Lorsque j’ai pris en charge le portefeuille du Tourisme, le
nombre de touristes était de 8,6 millions. Ce chiffre a
atteint l’année dernière 12,35 millions et nos plans visent
à atteindre 25 millions en 2020, ce qui est tout à fait
possible avec le potentiel touristique de l’Egypte.
— Comment allez-vous faire face à la désaffection attendue
des investisseurs dans la période à venir ?

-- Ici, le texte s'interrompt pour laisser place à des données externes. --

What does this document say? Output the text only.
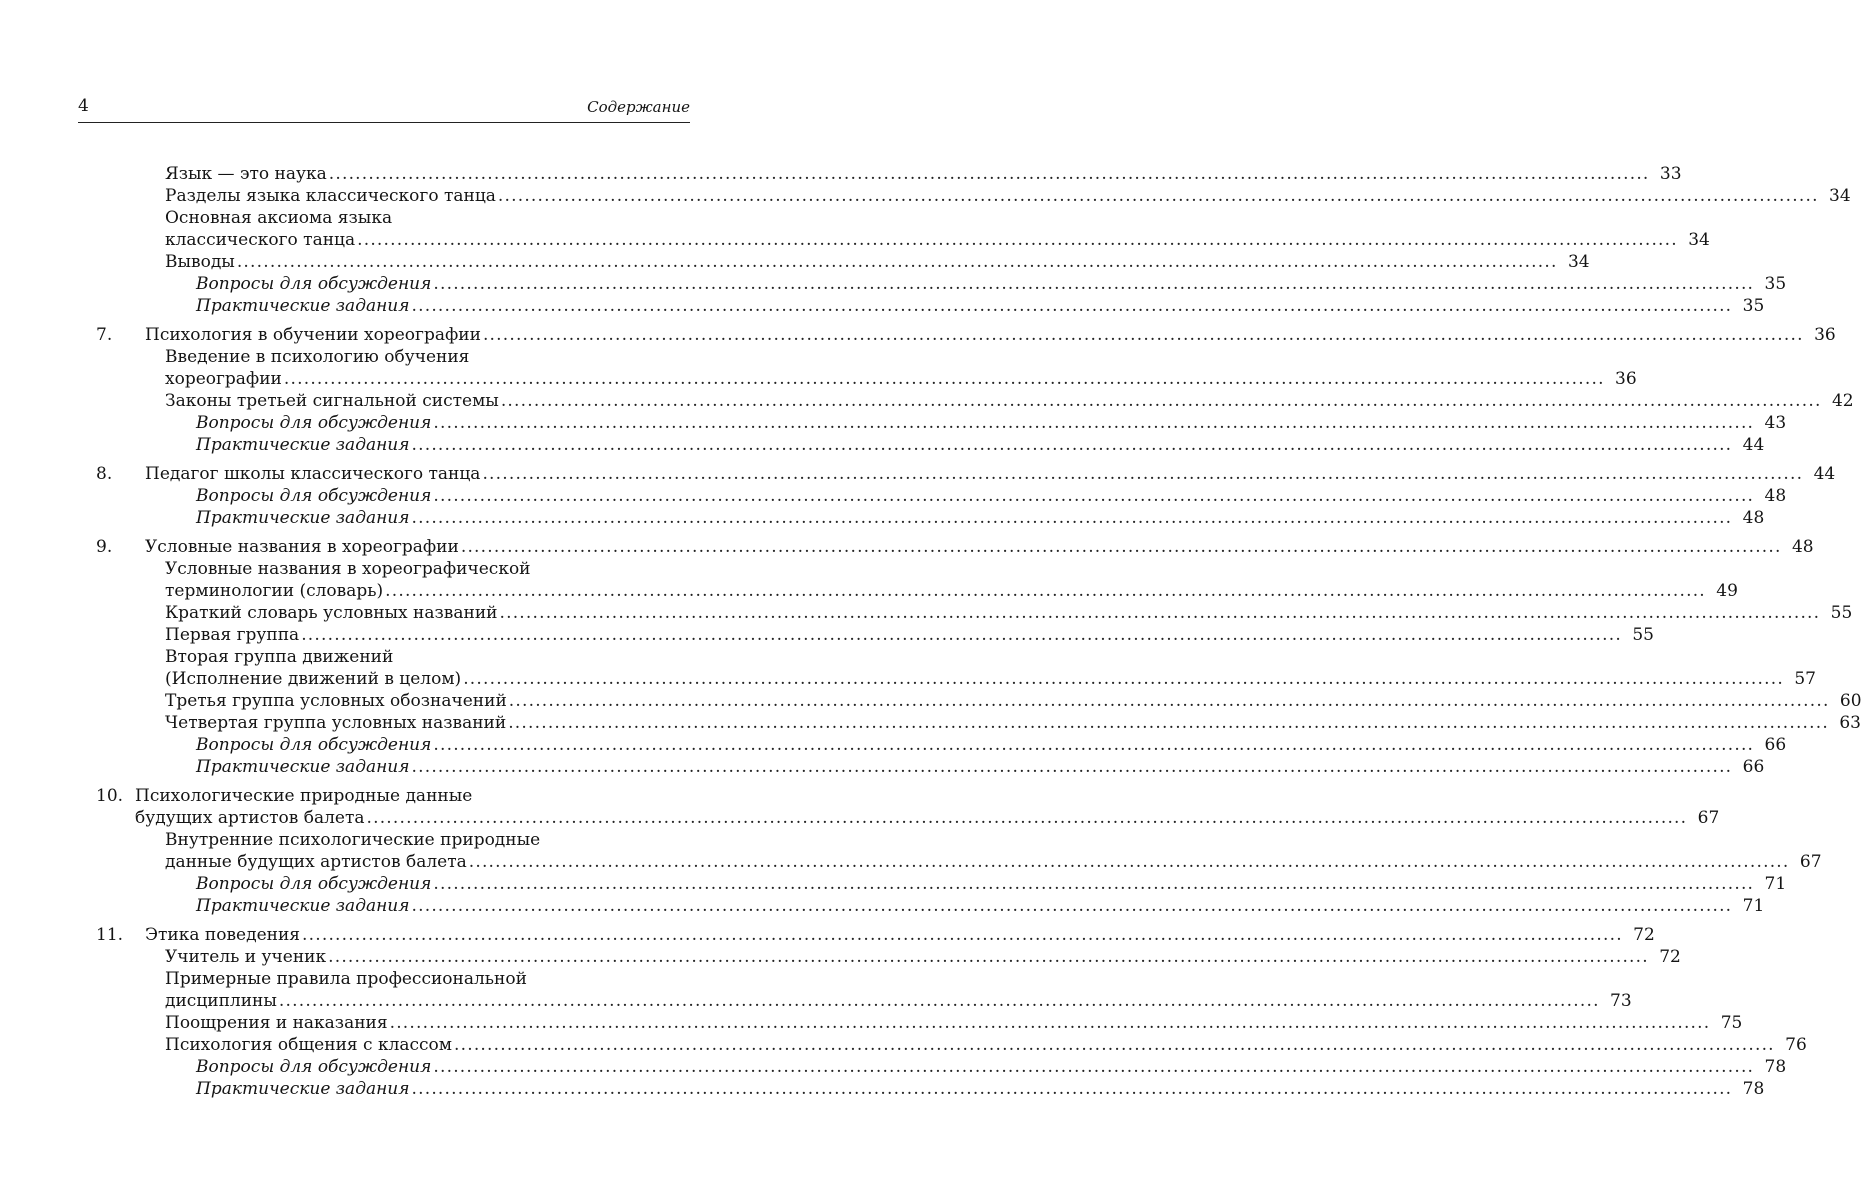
4	Содержание
Язык — это наука ........................................................................................................................................................................................................ 33
Разделы языка классического танца ........................................................................................................................................................................................................ 34
Основная аксиома языка
классического танца ........................................................................................................................................................................................................ 34
Выводы ........................................................................................................................................................................................................ 34
Вопросы для обсуждения ........................................................................................................................................................................................................ 35
Практические задания ........................................................................................................................................................................................................ 35
7. Психология в обучении хореографии ........................................................................................................................................................................................................ 36
Введение в психологию обучения
хореографии ........................................................................................................................................................................................................ 36
Законы третьей сигнальной системы ........................................................................................................................................................................................................ 42
Вопросы для обсуждения ........................................................................................................................................................................................................ 43
Практические задания ........................................................................................................................................................................................................ 44
8. Педагог школы классического танца ........................................................................................................................................................................................................ 44
Вопросы для обсуждения ........................................................................................................................................................................................................ 48
Практические задания ........................................................................................................................................................................................................ 48
9. Условные названия в хореографии ........................................................................................................................................................................................................ 48
Условные названия в хореографической
терминологии (словарь) ........................................................................................................................................................................................................ 49
Краткий словарь условных названий ........................................................................................................................................................................................................ 55
Первая группа ........................................................................................................................................................................................................ 55
Вторая группа движений
(Исполнение движений в целом) ........................................................................................................................................................................................................ 57
Третья группа условных обозначений ........................................................................................................................................................................................................ 60
Четвертая группа условных названий ........................................................................................................................................................................................................ 63
Вопросы для обсуждения ........................................................................................................................................................................................................ 66
Практические задания ........................................................................................................................................................................................................ 66
10. Психологические природные данные
будущих артистов балета ........................................................................................................................................................................................................ 67
Внутренние психологические природные
данные будущих артистов балета ........................................................................................................................................................................................................ 67
Вопросы для обсуждения ........................................................................................................................................................................................................ 71
Практические задания ........................................................................................................................................................................................................ 71
11. Этика поведения ........................................................................................................................................................................................................ 72
Учитель и ученик ........................................................................................................................................................................................................ 72
Примерные правила профессиональной
дисциплины ........................................................................................................................................................................................................ 73
Поощрения и наказания ........................................................................................................................................................................................................ 75
Психология общения с классом ........................................................................................................................................................................................................ 76
Вопросы для обсуждения ........................................................................................................................................................................................................ 78
Практические задания ........................................................................................................................................................................................................ 78
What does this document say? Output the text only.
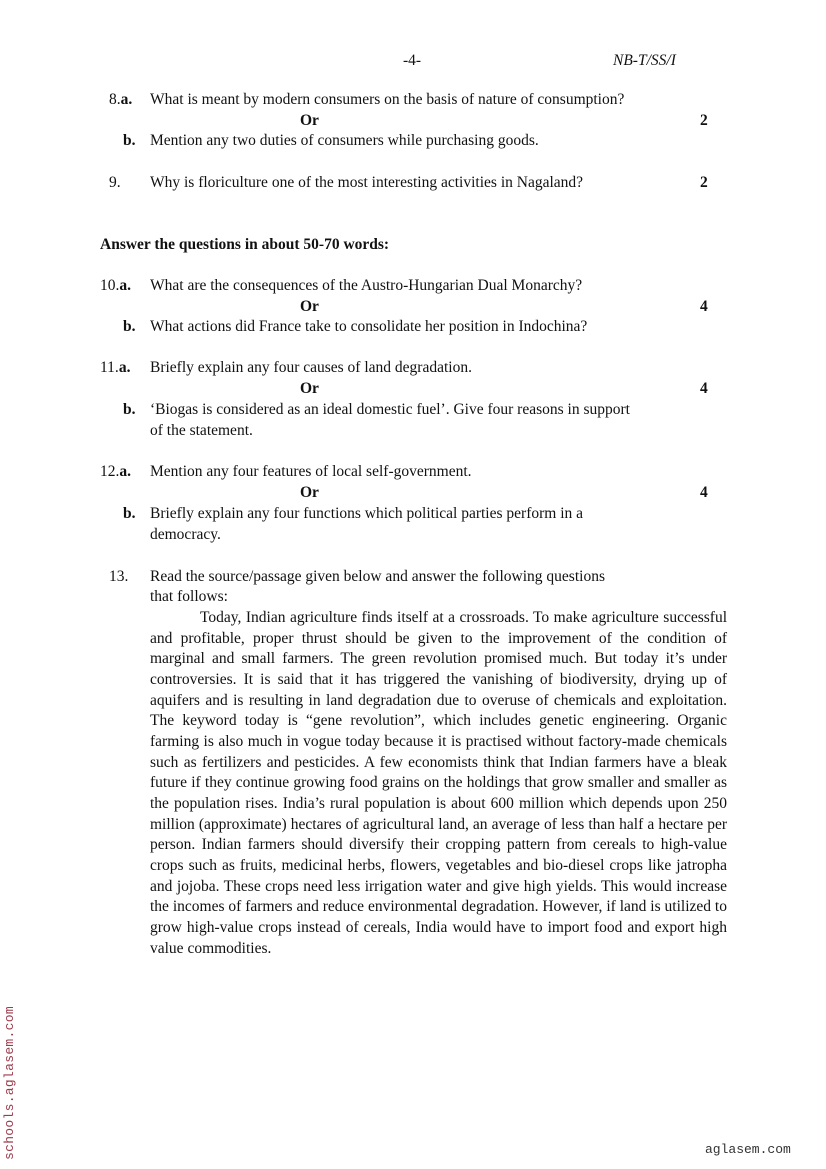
-4-	NB-T/SS/I
8.a. What is meant by modern consumers on the basis of nature of consumption?
Or	2
b. Mention any two duties of consumers while purchasing goods.
9. Why is floriculture one of the most interesting activities in Nagaland?	2
Answer the questions in about 50-70 words:
10.a. What are the consequences of the Austro-Hungarian Dual Monarchy?
Or	4
b. What actions did France take to consolidate her position in Indochina?
11.a. Briefly explain any four causes of land degradation.
Or	4
b. ‘Biogas is considered as an ideal domestic fuel’. Give four reasons in support
of the statement.
12.a. Mention any four features of local self-government.
Or	4
b. Briefly explain any four functions which political parties perform in a
democracy.
13. Read the source/passage given below and answer the following questions
that follows:
Today, Indian agriculture finds itself at a crossroads. To make agriculture successful and profitable, proper thrust should be given to the improvement of the condition of marginal and small farmers. The green revolution promised much. But today it’s under controversies. It is said that it has triggered the vanishing of biodiversity, drying up of aquifers and is resulting in land degradation due to overuse of chemicals and exploitation. The keyword today is “gene revolution”, which includes genetic engineering. Organic farming is also much in vogue today because it is practised without factory-made chemicals such as fertilizers and pesticides. A few economists think that Indian farmers have a bleak future if they continue growing food grains on the holdings that grow smaller and smaller as the population rises. India’s rural population is about 600 million which depends upon 250 million (approximate) hectares of agricultural land, an average of less than half a hectare per person. Indian farmers should diversify their cropping pattern from cereals to high-value crops such as fruits, medicinal herbs, flowers, vegetables and bio-diesel crops like jatropha and jojoba. These crops need less irrigation water and give high yields. This would increase the incomes of farmers and reduce environmental degradation. However, if land is utilized to grow high-value crops instead of cereals, India would have to import food and export high value commodities.
schools.aglasem.com	aglasem.com
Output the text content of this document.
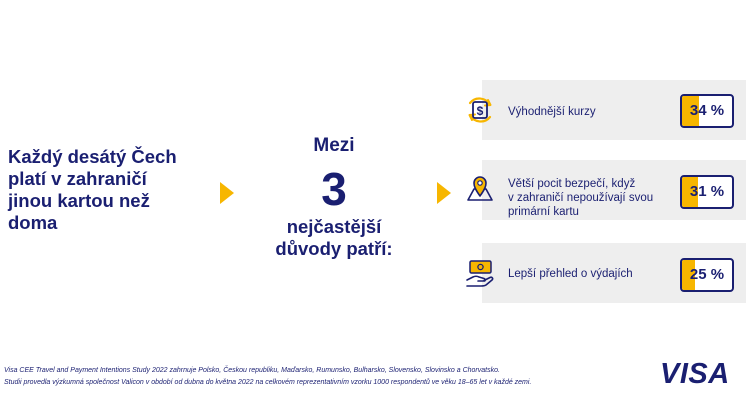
Každý desátý Čech
platí v zahraničí
jinou kartou než
doma
Mezi
3
nejčastější
důvody patří:
$ Výhodnější kurzy	34 %
Větší pocit bezpečí, když
v zahraničí nepoužívají svou
primární kartu
31 %
Lepší přehled o výdajích	25 %
Visa CEE Travel and Payment Intentions Study 2022 zahrnuje Polsko, Českou republiku, Maďarsko, Rumunsko, Bulharsko, Slovensko, Slovinsko a Chorvatsko.
Studii provedla výzkumná společnost Valicon v období od dubna do května 2022 na celkovém reprezentativním vzorku 1000 respondentů ve věku 18–65 let v každé zemi.	VISA
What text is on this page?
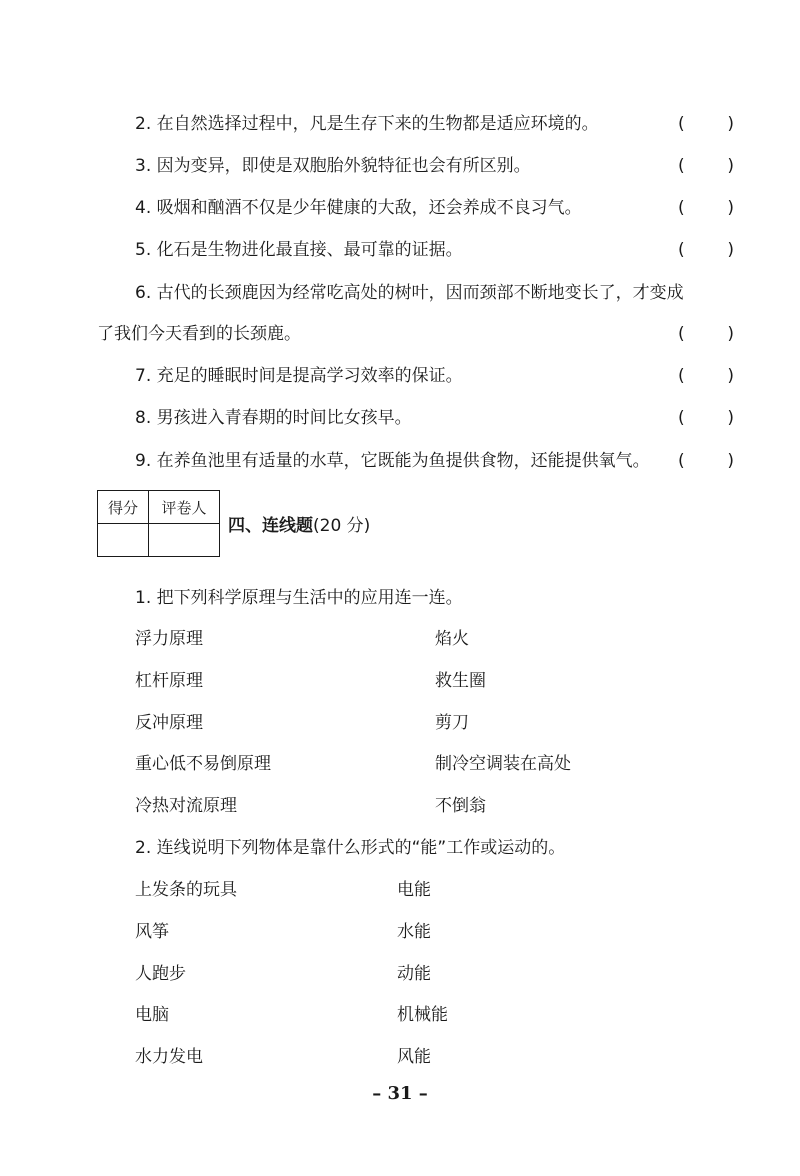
2. 在自然选择过程中，凡是生存下来的生物都是适应环境的。	(	)
3. 因为变异，即使是双胞胎外貌特征也会有所区别。	(	)
4. 吸烟和酗酒不仅是少年健康的大敌，还会养成不良习气。	(	)
5. 化石是生物进化最直接、最可靠的证据。	(	)
6. 古代的长颈鹿因为经常吃高处的树叶，因而颈部不断地变长了，才变成
了我们今天看到的长颈鹿。	(	)
7. 充足的睡眠时间是提高学习效率的保证。	(	)
8. 男孩进入青春期的时间比女孩早。	(	)
9. 在养鱼池里有适量的水草，它既能为鱼提供食物，还能提供氧气。 (	)
得分	评卷人

四、连线题(20 分)
1. 把下列科学原理与生活中的应用连一连。
浮力原理	焰火
杠杆原理	救生圈
反冲原理	剪刀
重心低不易倒原理	制冷空调装在高处
冷热对流原理	不倒翁
2. 连线说明下列物体是靠什么形式的“能”工作或运动的。
上发条的玩具	电能
风筝	水能
人跑步	动能
电脑	机械能
水力发电	风能
– 31 –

— J’ai étudié ce problème avec Farouq Al-Oqda, le gouverneur
de la Banque Centrale. Nous nous sommes mis d’accord sur la
nécessité de sauver les insolvables sérieux. La Banque
Centrale va intervenir pour régler leurs problèmes pour
sauvegarder les investissements touristiques dans toutes les
régions touristiques ainsi que le personnel travaillant dans
le secteur. Il est dans notre intérêt de ne pas perdre la
confiance des investisseurs parce qu’ils constituent une
partie de la réussite réalisée par l’Etat. Il faut donc
prendre en considération leurs intérêts.
— Pensez-vous que le tourisme intérieur et arabe peut
compenser la baisse du nombre de touristes occidentaux en
2009 ?
— Le tourisme arabe et intérieur constitue une partie
importante du tourisme égyptien. Dans la phase à venir, le
tourisme intérieur sera un facteur important aidant à
dépasser la crise. Quant au tourisme arabe, il représente 19
% du total du tourisme étranger.
— Croyez-vous que cette crise favorisera le tourisme de luxe
?
— Les indices ont prouvé que le tourisme aux dépenses
élevées, les hôtels et les bateaux de croisière qui
procurent des services de qualité, ont enregistré le plus
haut taux d’occupation au niveau du pays. Ceci pour affirmer
que le tourisme de luxe n’a pas été affecté par la crise
mondiale. Nous devons signaler que l’Egypte est l’un des
rares pays au monde qui jouit d’une fréquentation
touristique pendant les douze mois de l’année grâce à la
diversité de son offre. Nous avons le tourisme
archéologique, culturel et thérapeutique. Sans oublier le
climat agréable qui distingue l’Egypte tout au long de
l’année, ainsi que son peuple chaleureux et accueillant.